That said, my “Nightlord” series is an epic fantasy with a vampire protagonist. Not the most original idea in the world, perhaps, but a good one. Now twist it a little—he didn’t want to be a vampire; he was made a vampire. As angry as that made him, there came a point when he looked at his situation and had to admit it wasn’t so bad.
Of course, he’s also being hunted by nasty people, challenged by magical monsters, and totally out of his element. I think he has a good Everyman feel to him—how would that theoretical Normal Person react to events? Eric isn’t entirely normal, of course, but I think readers can laugh at him, laugh with him, and empathize with his life choices. Unlife choices. Excuse me.
When did it dawn upon you that you wanted to be a writer?
I never wanted to be a writer. I wanted to be an astronaut. The problem is that I have inadequate vision, I’m physically lazy, and the stories themselves. They won’t leave me alone. I have to get them out of my head if I expect to sleep at night, and that’s not easy. There are a lot of them arguing for keyboard time. I’ve had to institute a take-a-number system and be firm with them. They seem to behave fairly well as long as they know they’re getting a turn and can see progress being made.
Except for the one about the human private investigator who keeps getting hired by supernatural entities. That one keeps yelling at me about how it’s not fair to make it wait.
How often do you write?
I write every day. I wake up and make that grueling commute to my desk—ten, twelve paces at least. Then I collapse into my chair, exhausted, but I somehow muster the early-morning energy to turn on the computer, load up what I wrote yesterday, and start reading.
Once I get that far, the rest is automatic. I slip back into my world and fly to the end of what I’ve written so far. Then—as I’m sure everyone has wished they could do with a favorite book—I pick up where it stops and continue.
How hard was it to sit down and actually start writing something?
Not at all. Several years ago, I sat down in a bookstore and started browsing through the latest vampire novel. I forget which one it was, now, but I remember thinking, “This is awful, but maybe it’s a slow starter. I’ll give it another chapter.”
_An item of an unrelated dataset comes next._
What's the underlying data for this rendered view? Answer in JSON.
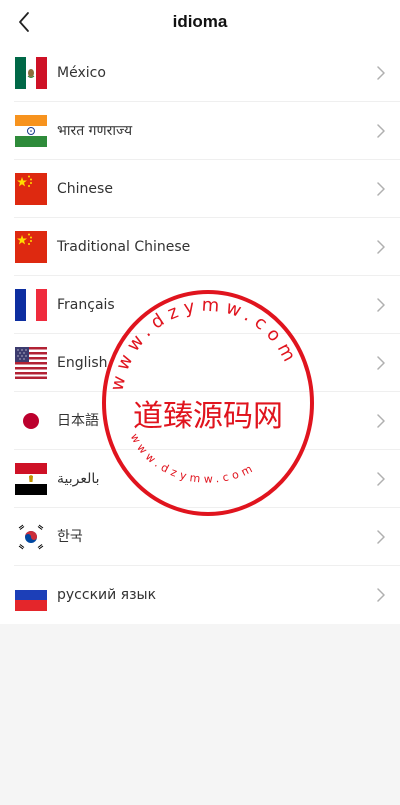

I’m an eternal optimist. I kept giving it another chapter until I finished it. Then I thought to myself, “I could eat a pen today and tomorrow’s toilet paper would be a better book. Is this the kind of crap that gets published today?”
So I set out to raise the bar. I like to think I’ve done it, even if it’s only a little.
Writers are often associated with loner tendencies; is there any truth to that?
It’s an occupational hazard. If I’m out partying, I’m not writing. If I have a lot of friends, they bother my while I’m writing. Stuff like that is why writers sometimes don’t have many friends. We’re busy. There are people in our heads that are doing stuff and nobody know it but us. Besides, my imaginary friends are much more interesting than 99% of the people in the world.
The other occupational hazard—related to this, anyway—is the problem of interruptions. There is nothing quite so frustrating as to be off in a fit of writing, ideas flowing, words tumbling out, everything coming together in a grand, ultimate connection of plot and story and character and phrasing, soaring to the celestial heights of— “I SAID, DID YOU TAKE OUT THE TRASH?”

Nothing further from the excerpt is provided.